After an inventor has come up with something which might be patentable, often the first step is to conduct a patent search. This can be done by the inventor, the patent attorney or agent, a professional searcher, or any combination of the above. Often at least two searches are conducted, usually one by the inventor, and one by the patent attorney or agent, and sometimes all three types of searches are conducted.
The purpose of the patent search is to see whether the invention meets one of the major criteria of the United States Patent and Trademark Office (USPTO) - namely whether the invention, or improvement to an existing invention, is new and unobvious. Therefore, the searcher will look for previously filed patents or patent applications which describe the same or similar inventions to the one developed by the inventor.
The searchers typically look for related patents in the USPTO and/or the European Patent Office (EPO), although other patent search databases are available. Both the USPTO and the EPO have web sites of both patents and published patent applications which are available to the public. The USPTO has full text searchable US patent records going back to 1976, and images of all patents granted by the US since 1790. But records prior to 1976 have to be searched manually. For patent searching at the USPTO go to: http://www.uspto.gov/patft/index.html. As you can see at this url issued patents and published applications must be searched separately.

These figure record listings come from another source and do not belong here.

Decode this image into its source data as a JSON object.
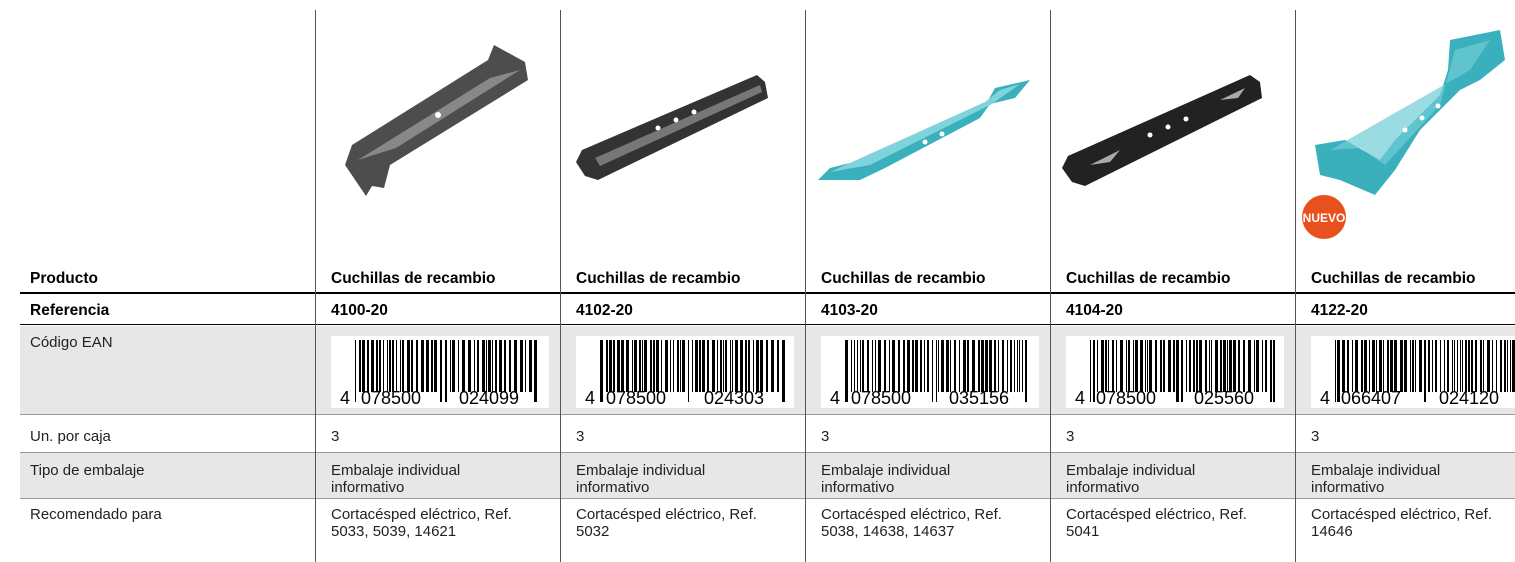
{
  "row_labels": [
    "Producto",
    "Referencia",
    "Código EAN",
    "Un. por caja",
    "Tipo de embalaje",
    "Recomendado para"
  ],
  "products": [
    {
      "name": "Cuchillas de recambio",
      "ref": "4100-20",
      "ean": [
        "4",
        "078500",
        "024099"
      ],
      "units": 3,
      "packaging": "Embalaje individual informativo",
      "recommended": "Cortacésped eléctrico, Ref. 5033, 5039, 14621"
    },
    {
      "name": "Cuchillas de recambio",
      "ref": "4102-20",
      "ean": [
        "4",
        "078500",
        "024303"
      ],
      "units": 3,
      "packaging": "Embalaje individual informativo",
      "recommended": "Cortacésped eléctrico, Ref. 5032"
    },
    {
      "name": "Cuchillas de recambio",
      "ref": "4103-20",
      "ean": [
        "4",
        "078500",
        "035156"
      ],
      "units": 3,
      "packaging": "Embalaje individual informativo",
      "recommended": "Cortacésped eléctrico, Ref. 5038, 14638, 14637"
    },
    {
      "name": "Cuchillas de recambio",
      "ref": "4104-20",
      "ean": [
        "4",
        "078500",
        "025560"
      ],
      "units": 3,
      "packaging": "Embalaje individual informativo",
      "recommended": "Cortacésped eléctrico, Ref. 5041"
    },
    {
      "name": "Cuchillas de recambio",
      "ref": "4122-20",
      "ean": [
        "4",
        "066407",
        "024120"
      ],
      "units": 3,
      "packaging": "Embalaje individual informativo",
      "recommended": "Cortacésped eléctrico, Ref. 14646",
      "badge": "NUEVO"
    }
  ]
}
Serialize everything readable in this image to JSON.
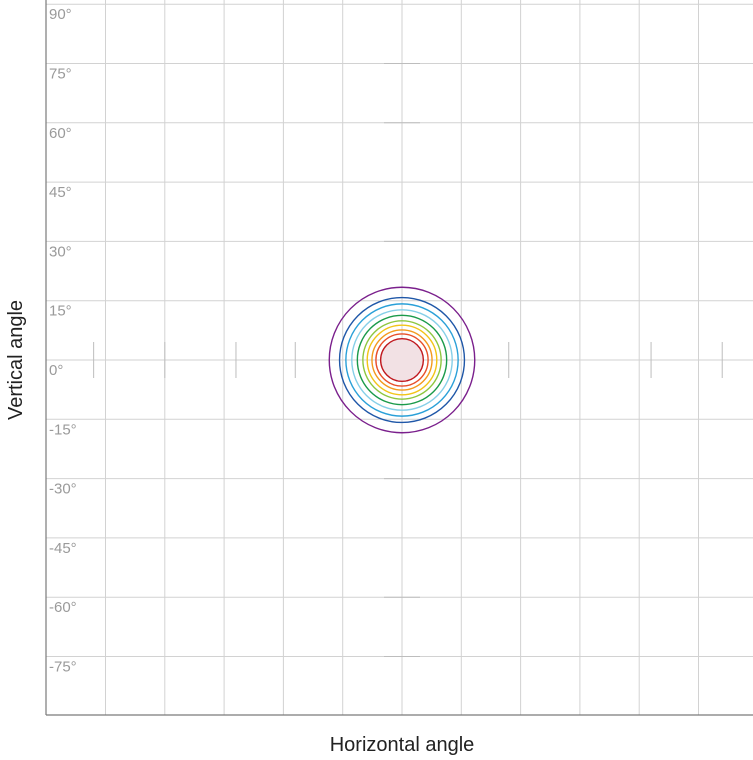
{
  "chart_data": {
    "type": "contour",
    "xlabel": "Horizontal angle",
    "ylabel": "Vertical angle",
    "y_ticks": [
      {
        "value": 90,
        "label": "90°"
      },
      {
        "value": 75,
        "label": "75°"
      },
      {
        "value": 60,
        "label": "60°"
      },
      {
        "value": 45,
        "label": "45°"
      },
      {
        "value": 30,
        "label": "30°"
      },
      {
        "value": 15,
        "label": "15°"
      },
      {
        "value": 0,
        "label": "0°"
      },
      {
        "value": -15,
        "label": "-15°"
      },
      {
        "value": -30,
        "label": "-30°"
      },
      {
        "value": -45,
        "label": "-45°"
      },
      {
        "value": -60,
        "label": "-60°"
      },
      {
        "value": -75,
        "label": "-75°"
      }
    ],
    "xlim": [
      -90,
      90
    ],
    "ylim": [
      -90,
      90
    ],
    "x_grid_step": 15,
    "y_grid_step": 15,
    "grid": true,
    "center": {
      "x": 0,
      "y": 0
    },
    "contours": [
      {
        "radius_deg": 18.4,
        "color": "#7a1f8c"
      },
      {
        "radius_deg": 15.8,
        "color": "#1f57a8"
      },
      {
        "radius_deg": 14.2,
        "color": "#2aa0d8"
      },
      {
        "radius_deg": 12.7,
        "color": "#86cfe8"
      },
      {
        "radius_deg": 11.3,
        "color": "#1a9a4a"
      },
      {
        "radius_deg": 9.9,
        "color": "#8ec63f"
      },
      {
        "radius_deg": 8.8,
        "color": "#f2c418"
      },
      {
        "radius_deg": 7.6,
        "color": "#f39a1e"
      },
      {
        "radius_deg": 6.6,
        "color": "#e8502a"
      },
      {
        "radius_deg": 5.4,
        "color": "#c0181e",
        "fill": "#f2e1e4"
      }
    ],
    "vertical_center_marks_deg": [
      75,
      60,
      30,
      -30,
      -60,
      -75
    ],
    "horizontal_center_marks_deg": [
      -78,
      -60,
      -42,
      -27,
      27,
      63,
      81
    ]
  }
}
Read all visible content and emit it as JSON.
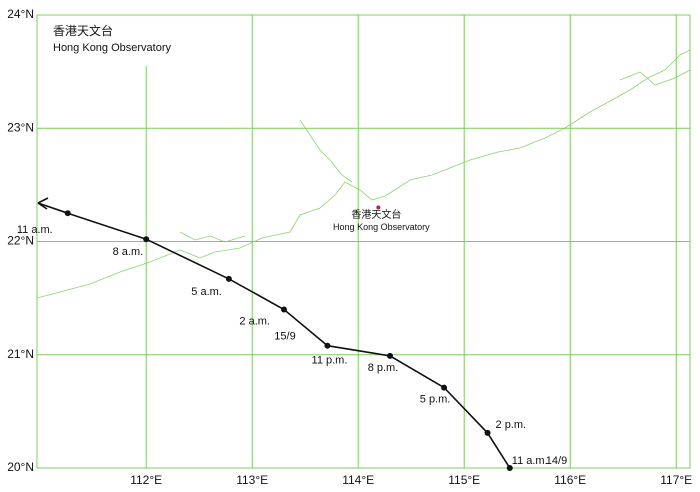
{
  "map": {
    "title_zh": "香港天文台",
    "title_en": "Hong Kong Observatory",
    "xlim": [
      110.97,
      117.13
    ],
    "ylim": [
      20,
      24
    ],
    "xticks": [
      {
        "value": 112,
        "label": "112°E"
      },
      {
        "value": 113,
        "label": "113°E"
      },
      {
        "value": 114,
        "label": "114°E"
      },
      {
        "value": 115,
        "label": "115°E"
      },
      {
        "value": 116,
        "label": "116°E"
      },
      {
        "value": 117,
        "label": "117°E"
      }
    ],
    "yticks": [
      {
        "value": 20,
        "label": "20°N"
      },
      {
        "value": 21,
        "label": "21°N"
      },
      {
        "value": 22,
        "label": "22°N"
      },
      {
        "value": 23,
        "label": "23°N"
      },
      {
        "value": 24,
        "label": "24°N"
      }
    ],
    "grid_color": "#7ccc5c",
    "observatory": {
      "lon": 114.19,
      "lat": 22.3,
      "color": "#c0185a",
      "label_zh": "香港天文台",
      "label_en": "Hong Kong Observatory"
    },
    "track": {
      "color": "#111111",
      "points": [
        {
          "lon": 111.26,
          "lat": 22.25,
          "label": "11 a.m."
        },
        {
          "lon": 112.0,
          "lat": 22.02,
          "label": "8 a.m."
        },
        {
          "lon": 112.78,
          "lat": 21.67,
          "label": "5 a.m."
        },
        {
          "lon": 113.3,
          "lat": 21.4,
          "label": "2 a.m.",
          "date": "15/9"
        },
        {
          "lon": 113.71,
          "lat": 21.08,
          "label": "11 p.m."
        },
        {
          "lon": 114.3,
          "lat": 20.99,
          "label": "8 p.m."
        },
        {
          "lon": 114.81,
          "lat": 20.71,
          "label": "5 p.m."
        },
        {
          "lon": 115.22,
          "lat": 20.31,
          "label": "2 p.m."
        },
        {
          "lon": 115.43,
          "lat": 20.0,
          "label": "11 a.m.",
          "date": "14/9"
        }
      ]
    }
  }
}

The European Patent Office has a single data base which includes the abstracts of US issued patents and published applications and the abstracts many foreign patent records going back to 1968. We use the advanced search at this office which can be reached at: http://ep.espacenet.com/advancedSearch?locale=en_ep
As a general rule, we prefer to do an initial screening search at the European Patent Office. Thus, we have a common database for US issued patents and published applications which also includes foreign patents, and while the search is limited to abstracts, we find that searching abstracts typically gives a good screening search. An further advantage for others is that the EPO image files are in .pdf format, whereas the US image files are in .tif format, and many of our clients have difficulties in downloading .tif files. At the EPO site, there is a guide for searching found under "Get assistance" and we recommend it.